Ao invés de seguir esse caminho, diante da constatação do
pornográfico índice de reeleição de 93% dos prefeitos recebedores de emendas
Pix nos cem maiores municípios beneficiários, o que evidencia que o fator
desequilibra a competição pelo voto, o Congresso acaba de aprovar a Lei
Complementar 210/24, sancionada pelo presidente, que avaliza o orçamento
secreto, na contramão do que decidiu o Supremo Tribunal Federal (STF) nas ações
propostas pela Abraji, PGR e PSOL.
No Congresso tem sido comum a parceria entre os mais
diversos segmentos políticos, entre Legislativo e Executivo, para inviabilizar
o controle da corrupção, como ocorreu na anistia aos partidos e no esmagamento
da Lei de Improbidade pela Lei 14.230/21, com diversos parlamentares
processados votando a favor da aprovação do projeto para se autobeneficiar.

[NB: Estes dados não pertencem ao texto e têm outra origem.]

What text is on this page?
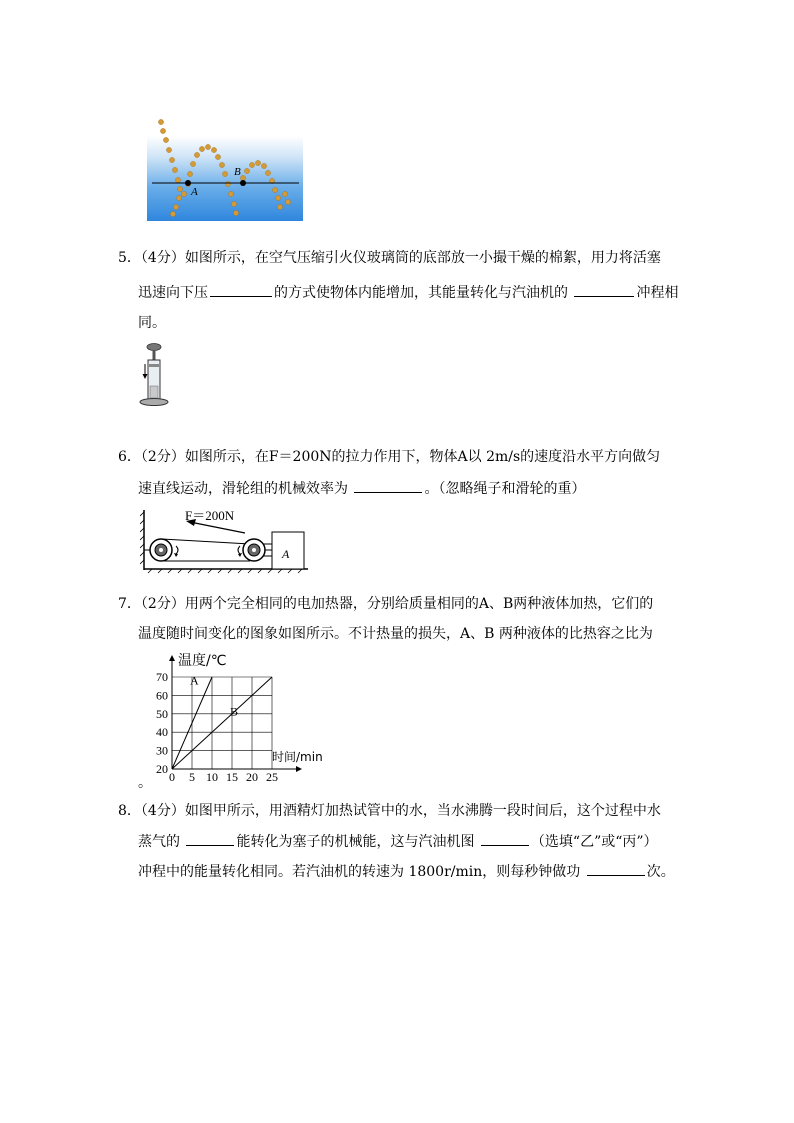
A
B
5．（4分）如图所示，在空气压缩引火仪玻璃筒的底部放一小撮干燥的棉絮，用力将活塞
迅速向下压	的方式使物体内能增加，其能量转化与汽油机的	冲程相
同。
6．（2分）如图所示，在F＝200N的拉力作用下，物体A以 2m/s的速度沿水平方向做匀
速直线运动，滑轮组的机械效率为	。（忽略绳子和滑轮的重）
F＝200N
A
7．（2分）用两个完全相同的电加热器，分别给质量相同的A、B两种液体加热，它们的
温度随时间变化的图象如图所示。不计热量的损失，A、B 两种液体的比热容之比为
A
B
0 5 10 15 20 25
20
30
40
50
60
70
温度/℃
时间/min
。
8．（4分）如图甲所示，用酒精灯加热试管中的水，当水沸腾一段时间后，这个过程中水
蒸气的	能转化为塞子的机械能，这与汽油机图	（选填“乙”或“丙”）
冲程中的能量转化相同。若汽油机的转速为 1800r/min，则每秒钟做功	次。
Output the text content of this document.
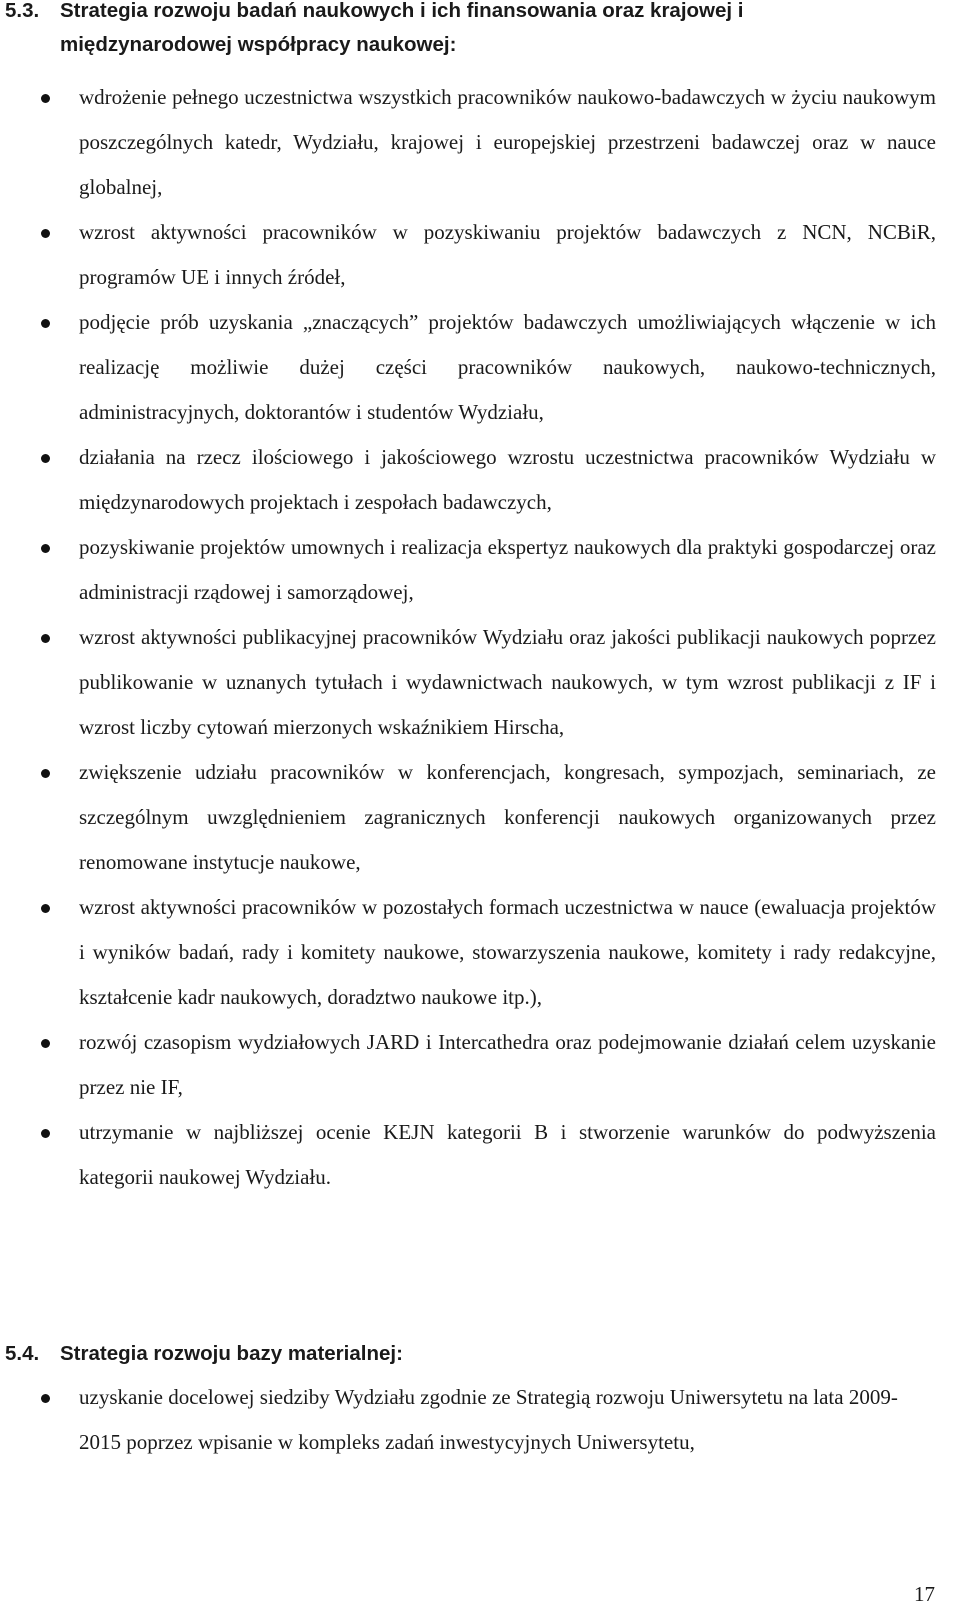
5.3. Strategia rozwoju badań naukowych i ich finansowania oraz krajowej i
międzynarodowej współpracy naukowej:
wdrożenie pełnego uczestnictwa wszystkich pracowników naukowo-badawczych w życiu naukowym poszczególnych katedr, Wydziału, krajowej i europejskiej przestrzeni badawczej oraz w nauce globalnej,
wzrost aktywności pracowników w pozyskiwaniu projektów badawczych z NCN, NCBiR, programów UE i innych źródeł,
podjęcie prób uzyskania „znaczących” projektów badawczych umożliwiających włączenie w ich realizację możliwie dużej części pracowników naukowych, naukowo-technicznych, administracyjnych, doktorantów i studentów Wydziału,
działania na rzecz ilościowego i jakościowego wzrostu uczestnictwa pracowników Wydziału w międzynarodowych projektach i zespołach badawczych,
pozyskiwanie projektów umownych i realizacja ekspertyz naukowych dla praktyki gospodarczej oraz administracji rządowej i samorządowej,
wzrost aktywności publikacyjnej pracowników Wydziału oraz jakości publikacji naukowych poprzez publikowanie w uznanych tytułach i wydawnictwach naukowych, w tym wzrost publikacji z IF i wzrost liczby cytowań mierzonych wskaźnikiem Hirscha,
zwiększenie udziału pracowników w konferencjach, kongresach, sympozjach, seminariach, ze szczególnym uwzględnieniem zagranicznych konferencji naukowych organizowanych przez renomowane instytucje naukowe,
wzrost aktywności pracowników w pozostałych formach uczestnictwa w nauce (ewaluacja projektów i wyników badań, rady i komitety naukowe, stowarzyszenia naukowe, komitety i rady redakcyjne, kształcenie kadr naukowych, doradztwo naukowe itp.),
rozwój czasopism wydziałowych JARD i Intercathedra oraz podejmowanie działań celem uzyskanie przez nie IF,
utrzymanie w najbliższej ocenie KEJN kategorii B i stworzenie warunków do podwyższenia kategorii naukowej Wydziału.
5.4. Strategia rozwoju bazy materialnej:
uzyskanie docelowej siedziby Wydziału zgodnie ze Strategią rozwoju Uniwersytetu na lata 2009-2015 poprzez wpisanie w kompleks zadań inwestycyjnych Uniwersytetu,
17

Esse cenário de terra arrasada nos permite compreender a
ascensão vertiginosa do golpismo dos últimos anos: dezenas de milhares de
pessoas indo às ruas reiteradamente com apoio do expresidente para pedir o
fechamento do Congresso e do STF, chamando isso de “manifestação”.
Usam o método do caos informativo, em que a distinção entre
verdadeiro e falso é nivelada na infosfera onde vivemos aprisionados, segundo
Byung-Chul Han, o filósofo das não coisas.
Disso se desdobrou o ataque simultâneo de milhares de
pessoas às sedes dos Três Poderes, com espancamento de dezenas de jornalistas
após o 8 de Janeiro, o que por um fio não resultou na ruptura do Estado de
Direito.
Semanas antes estava tudo organizado para assassinarem o
presidente eleito, o vice e um ministro do STF. E mais recentemente tivemos a
explosão do homem-bomba com ares terroristas diante do STF – um lobo da
alcateia golpista, agindo em sintonia com ela.
Caberá ao procurador-geral da República examinar o arsenal
de provas colhidas pela Polícia Federal, que levaram ao indiciamento do
ex-presidente e outras 36 pessoas por tentar abolir violentamente o Estado de
Direito e outros gravíssimos crimes. A responsabilidade é emanada de uma
importante sequência de atos e será necessário observar toda a floresta, e não
apenas uma das árvores isoladamente.